Susi Jirkuff showed two new video works that evolved from her studies of economic developments and urban space. Two fictive girl characters are introduced, each in a spatially accentuated setting: Ginny, who has thrown a cat off a high-rise building several times, with friends providing a £5 camera to film the action, and Gracie, whose dream job is fashion blogger, although she doesn’t know whether she will still have electricity for her computer by the end of the month.
Both are children of the precarious new way of life, falling further and further behind in the wake of neo-liberal economic policy, in an age when no chances of improvement are guaranteed.

Sabine Marte
Farewell to Hell, video, 2015

Sabine Marte works primarily with performance, video and sound, and this is also true of her latest video work Farewell to Hell. Space and volume clash, rhythm and voice create a hypnotic setting whose psychotic and surreal worlds suck people in.
Vibration and movement make the film into a physical experience as well, while the film itself becomes a performer on stage.

Ursula Mayer
The Unbegotten: Anti-Species, Conceptual flesh, Dying with- out Death, series of framed color photographs, 2013

The photo edition The Unbegotten was created for the solo exhibition BUT WE LOVED HER by Ursula Mayer at the 21er Haus in Vienna.
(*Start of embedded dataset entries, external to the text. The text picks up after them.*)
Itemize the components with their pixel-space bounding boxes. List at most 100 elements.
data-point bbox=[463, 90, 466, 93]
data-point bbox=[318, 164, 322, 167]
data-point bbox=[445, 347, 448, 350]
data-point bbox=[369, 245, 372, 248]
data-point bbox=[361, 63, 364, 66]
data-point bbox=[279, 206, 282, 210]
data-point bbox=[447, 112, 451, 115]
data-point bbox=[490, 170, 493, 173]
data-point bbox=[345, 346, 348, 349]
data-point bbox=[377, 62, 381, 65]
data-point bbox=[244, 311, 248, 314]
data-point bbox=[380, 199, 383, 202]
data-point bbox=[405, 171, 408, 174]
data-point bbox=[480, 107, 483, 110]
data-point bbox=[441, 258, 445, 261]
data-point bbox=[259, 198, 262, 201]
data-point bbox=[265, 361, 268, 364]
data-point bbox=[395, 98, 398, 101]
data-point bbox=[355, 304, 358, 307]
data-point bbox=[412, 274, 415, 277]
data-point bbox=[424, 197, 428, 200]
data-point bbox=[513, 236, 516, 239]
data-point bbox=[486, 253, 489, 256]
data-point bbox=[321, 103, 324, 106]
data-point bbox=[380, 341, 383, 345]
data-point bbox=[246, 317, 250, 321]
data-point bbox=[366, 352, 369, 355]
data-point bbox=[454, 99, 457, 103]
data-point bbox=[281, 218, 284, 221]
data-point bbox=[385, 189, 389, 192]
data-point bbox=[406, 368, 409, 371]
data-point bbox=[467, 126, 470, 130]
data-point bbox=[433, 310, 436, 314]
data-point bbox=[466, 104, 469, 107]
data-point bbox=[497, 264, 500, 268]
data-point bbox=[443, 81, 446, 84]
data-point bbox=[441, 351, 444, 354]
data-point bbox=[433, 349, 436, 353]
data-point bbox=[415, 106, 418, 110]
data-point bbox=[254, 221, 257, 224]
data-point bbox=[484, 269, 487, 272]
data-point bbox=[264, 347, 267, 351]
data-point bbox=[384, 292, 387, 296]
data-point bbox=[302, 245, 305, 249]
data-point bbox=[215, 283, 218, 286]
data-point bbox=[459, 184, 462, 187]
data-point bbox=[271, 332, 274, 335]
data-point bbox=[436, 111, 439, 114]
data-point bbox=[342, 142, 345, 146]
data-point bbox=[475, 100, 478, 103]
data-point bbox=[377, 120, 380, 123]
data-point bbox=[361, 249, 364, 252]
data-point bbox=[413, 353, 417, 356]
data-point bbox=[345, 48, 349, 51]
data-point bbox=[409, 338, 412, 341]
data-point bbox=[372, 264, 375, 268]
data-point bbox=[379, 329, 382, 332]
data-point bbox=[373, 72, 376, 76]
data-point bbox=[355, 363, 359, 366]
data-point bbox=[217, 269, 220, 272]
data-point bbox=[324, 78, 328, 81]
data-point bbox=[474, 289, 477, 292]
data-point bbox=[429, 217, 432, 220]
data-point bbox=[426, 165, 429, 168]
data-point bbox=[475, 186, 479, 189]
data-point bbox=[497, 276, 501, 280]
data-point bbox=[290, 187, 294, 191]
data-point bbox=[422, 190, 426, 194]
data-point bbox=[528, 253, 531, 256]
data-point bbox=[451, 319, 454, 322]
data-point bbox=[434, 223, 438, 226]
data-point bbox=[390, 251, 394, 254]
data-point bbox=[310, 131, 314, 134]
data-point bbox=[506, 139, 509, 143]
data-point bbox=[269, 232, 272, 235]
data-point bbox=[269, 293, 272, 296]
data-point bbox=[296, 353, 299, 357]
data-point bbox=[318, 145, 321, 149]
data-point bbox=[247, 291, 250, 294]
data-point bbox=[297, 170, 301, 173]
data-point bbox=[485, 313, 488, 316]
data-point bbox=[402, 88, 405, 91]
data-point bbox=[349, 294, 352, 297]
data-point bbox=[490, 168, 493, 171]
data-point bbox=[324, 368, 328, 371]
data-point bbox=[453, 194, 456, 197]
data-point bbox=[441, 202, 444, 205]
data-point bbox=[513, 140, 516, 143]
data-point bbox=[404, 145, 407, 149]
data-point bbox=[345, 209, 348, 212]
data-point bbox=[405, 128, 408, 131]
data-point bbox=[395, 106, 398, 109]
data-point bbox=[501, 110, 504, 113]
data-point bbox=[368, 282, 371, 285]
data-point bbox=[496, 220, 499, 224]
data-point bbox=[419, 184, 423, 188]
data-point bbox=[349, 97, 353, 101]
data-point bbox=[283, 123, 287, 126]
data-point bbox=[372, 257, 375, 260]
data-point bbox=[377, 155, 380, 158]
Transgender model Valentijn de Hingh and musician J. D. Samson come together in a sculpture by Bruno Gironcoli. The androgynous, metallic bodies are integrated into Gironcoli’s sculpture and merge with it.
Such beauty and perfect surfaces make us think of the cinematic opulence of Hollywood movies from the 30s, but there is less exaggeration in the photographic staging and instead a very tangible approach to the material and the sculptural, as well as a representation of bodies and gender images fluctuating between rigidity and vitality.

Karina Nimmerfall
Life as an Art Form, installation, 2015

New housing projects in urban metropolises all over the world today seem above all to reveal a return to bourgeois housing culture with reference to “modern living.” The interesting aspect here is that besides adapted concepts of modernity – like, for example, light and air via large glass façades or an open design of space – the stylistic formal language of the eighteenth century is being adopted: luxury (again) lies in the (historicizing) details.
The starting point of the project Life as an Art Form (the title quotes an estate agent’s advertising slogan) was the artist’s engagement with visualizations and image films of the real- estate business, with special reference to (female) role images and contemporary notions of ideal housing / living.
The computer-generated interior inserted into a three-dimensional mural tableaux consists of a combination of common furnishing details from (luxury) real-estate portfolios, which are then, however – and for the viewers only at second glance – undermined subversively: the iconography of diverse furnishing details then uncovers traces of the history of politically committed women and the (radical) women’s movement.

Viktoria Tremmel
Untitled, series of collages, 2015

Viktoria Tremmel showed a selection of collages that concealed more than they revealed. The apparently painterly works reflect inner conditions rather than providing concrete narrations. Fragments of pictures, overlapping, covering and revealing, create microdramas within the field of the image. As a series, later they disclose a poetic legibility after all, albeit interrupted and dreamlike, in which an intimate parallel world can be constructed. She exhibited the fragmented body images in contrast to a toned photographic work showing a strangely wrapped, column-like sculpture in a forest, and to a torso-like object with spindles attached to it with pairs of tights.